Two new publications will be coming out in September 2011 on climate change and migration. (H/T

Forced Migration Current Awareness)

Climate Change and Migration: Security and Borders in a Warming World (OUP, Sept. 2011) [info]
“Focusing on climate-induced migration from Africa to Europe, [Gregory] White shows how global warming’s impact on international relations has been significant, enhancing the security regimes in not only the advanced economies of the North Atlantic, but in the states that serve as transit points between the most advanced and most desperate nations. Furthermore, he demonstrates that climate change has altered the way the nations involved view their own

sovereignty,

as tightening or defining borders in both Europe and North Africa leads to an increase of the state’s reaches over society.”
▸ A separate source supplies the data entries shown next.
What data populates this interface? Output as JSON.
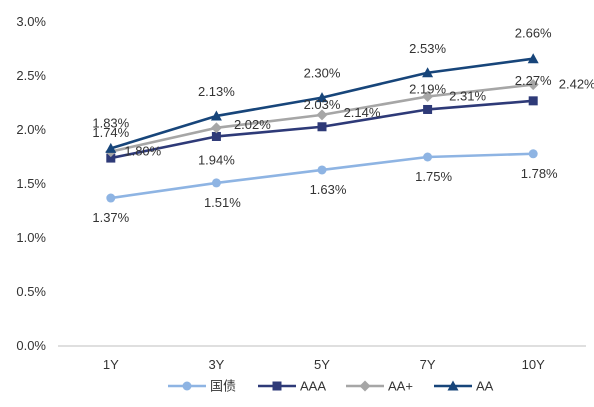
{
  "chart_data": {
    "type": "line",
    "categories": [
      "1Y",
      "3Y",
      "5Y",
      "7Y",
      "10Y"
    ],
    "ylim": [
      0.0,
      3.0
    ],
    "yticks": [
      0.0,
      0.5,
      1.0,
      1.5,
      2.0,
      2.5,
      3.0
    ],
    "ytick_labels": [
      "0.0%",
      "0.5%",
      "1.0%",
      "1.5%",
      "2.0%",
      "2.5%",
      "3.0%"
    ],
    "grid": false,
    "legend_position": "bottom",
    "series": [
      {
        "name": "国债",
        "color": "#8eb4e3",
        "marker": "circle",
        "values": [
          1.37,
          1.51,
          1.63,
          1.75,
          1.78
        ],
        "labels": [
          "1.37%",
          "1.51%",
          "1.63%",
          "1.75%",
          "1.78%"
        ]
      },
      {
        "name": "AAA",
        "color": "#2e3a78",
        "marker": "square",
        "values": [
          1.74,
          1.94,
          2.03,
          2.19,
          2.27
        ],
        "labels": [
          "1.74%",
          "1.94%",
          "2.03%",
          "2.19%",
          "2.27%"
        ]
      },
      {
        "name": "AA+",
        "color": "#a6a6a6",
        "marker": "diamond",
        "values": [
          1.8,
          2.02,
          2.14,
          2.31,
          2.42
        ],
        "labels": [
          "1.80%",
          "2.02%",
          "2.14%",
          "2.31%",
          "2.42%"
        ]
      },
      {
        "name": "AA",
        "color": "#17457a",
        "marker": "triangle",
        "values": [
          1.83,
          2.13,
          2.3,
          2.53,
          2.66
        ],
        "labels": [
          "1.83%",
          "2.13%",
          "2.30%",
          "2.53%",
          "2.66%"
        ]
      }
    ]
  }
}
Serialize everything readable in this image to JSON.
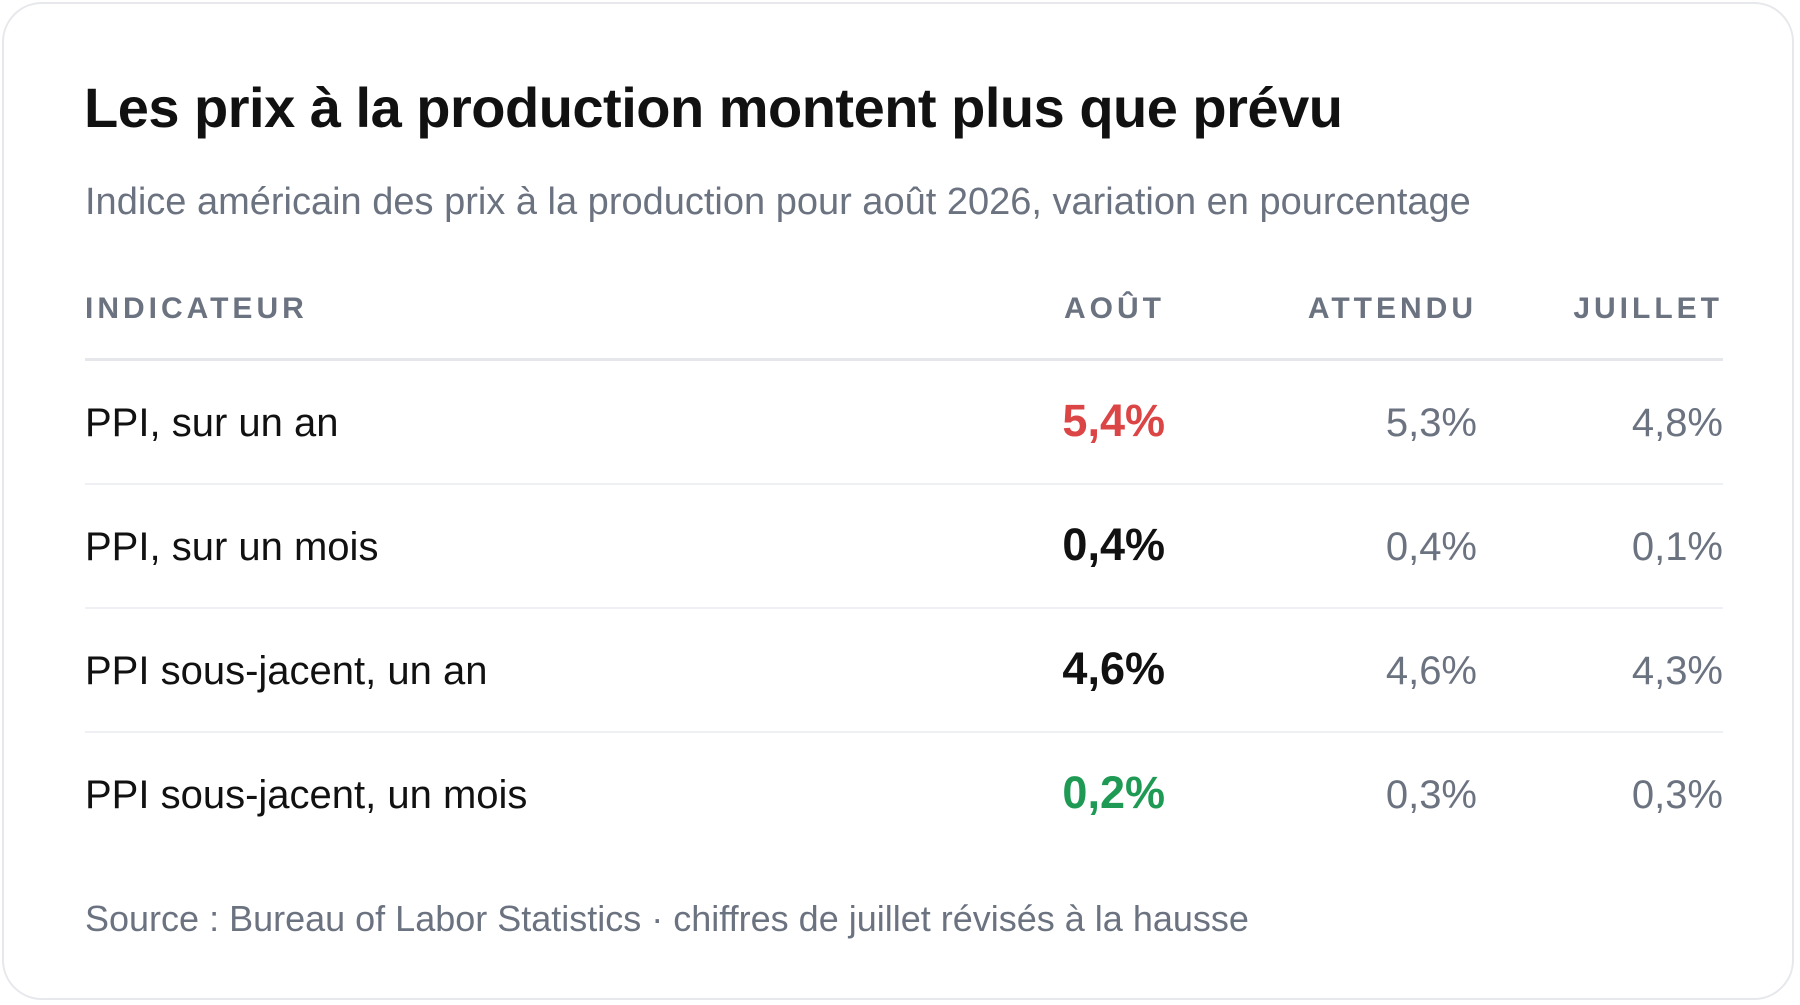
{
  "header": {
    "title": "Les prix à la production montent plus que prévu",
    "subtitle": "Indice américain des prix à la production pour août 2026, variation en pourcentage"
  },
  "table": {
    "columns": [
      "INDICATEUR",
      "AOÛT",
      "ATTENDU",
      "JUILLET"
    ],
    "rows": [
      {
        "indicator": "PPI, sur un an",
        "aout": "5,4%",
        "attendu": "5,3%",
        "juillet": "4,8%",
        "aout_status": "above"
      },
      {
        "indicator": "PPI, sur un mois",
        "aout": "0,4%",
        "attendu": "0,4%",
        "juillet": "0,1%",
        "aout_status": "inline"
      },
      {
        "indicator": "PPI sous-jacent, un an",
        "aout": "4,6%",
        "attendu": "4,6%",
        "juillet": "4,3%",
        "aout_status": "inline"
      },
      {
        "indicator": "PPI sous-jacent, un mois",
        "aout": "0,2%",
        "attendu": "0,3%",
        "juillet": "0,3%",
        "aout_status": "below"
      }
    ]
  },
  "colors": {
    "above": "#dc4545",
    "inline": "#111111",
    "below": "#1f9a55",
    "muted": "#6b7280"
  },
  "footer": {
    "source": "Source : Bureau of Labor Statistics · chiffres de juillet révisés à la hausse"
  }
}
The Oxford Handbook of Climate Change and Society (OUP, Sept. 2011) [info]
Included is the chapter “Climate Refugees and Security: Conceptualizations, Categories, and Contestations,” in which the authors “question the validity of the climate refugee category, arguing that far from providing succor and solace to the most vulnerable communities within the global South, the climate refugee is asubject of securitization. The most dominant perspective remains a realist (state-centric), militarist narrative, and the climate refugee is constructed, at best, as a victim of a global polity with no human agency–a political entity outside sovereignty–or, even worse, as an environmental criminal or terrorist” (p. 279).